Big Data has been buzzing around for quite some time, but there are a lot of misconceptions surrounding it. In this post, I would try my best to explain Big Data in the simplest way I can.
Big Data refers to a huge volume of data, that cannot be stored and processed using the traditional computing approach within a given time frame.
But how huge this data needs to be? To be termed as Big Data?
There is a lot of misconception surrounding, what amount of data can be termed as Big Data. Usually, the data which is either in gigabytes, terabytes, petabytes, exabytes or anything larger than this in size is considered as Big Data. This is where the misconception arises. Even a small amount of data can be referred to as Big Data depending on the context it is being used. To get more clarity on this let me make use of a few examples and explain it to you.
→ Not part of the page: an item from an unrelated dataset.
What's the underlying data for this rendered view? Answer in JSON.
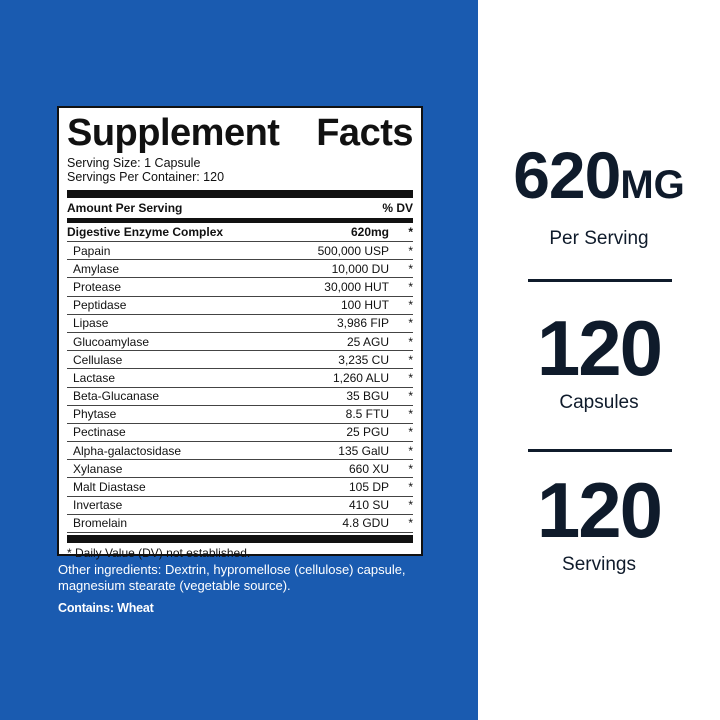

For example, if we try to attach a document that is of 100 megabytes in size to an email we would not be able to do so. As the email system would not support an attachment of this size.
How Big Data is Classified?
Big Data is classified into 3 different categories.
1. Structured Data
2. Semi-Structured Data
3. Unstructured Data
Structured Data refers to the data that has a proper structure associated with it. For example, the data that is present within the databases, the CSV files, and the excel spreadsheets can be referred to as Structured Data.
Semi-Structured Data refers to the data that does not have a proper structure associated with it. For example, the data that is present within the emails, the log files, and the word documents can be referred to as Semi-Structured Data.
Un-Structured Datarefers to the data that does not have any structure associated with it at all. For example, the image files, the audio files, and the video files can be referred to as Un-Structured Data.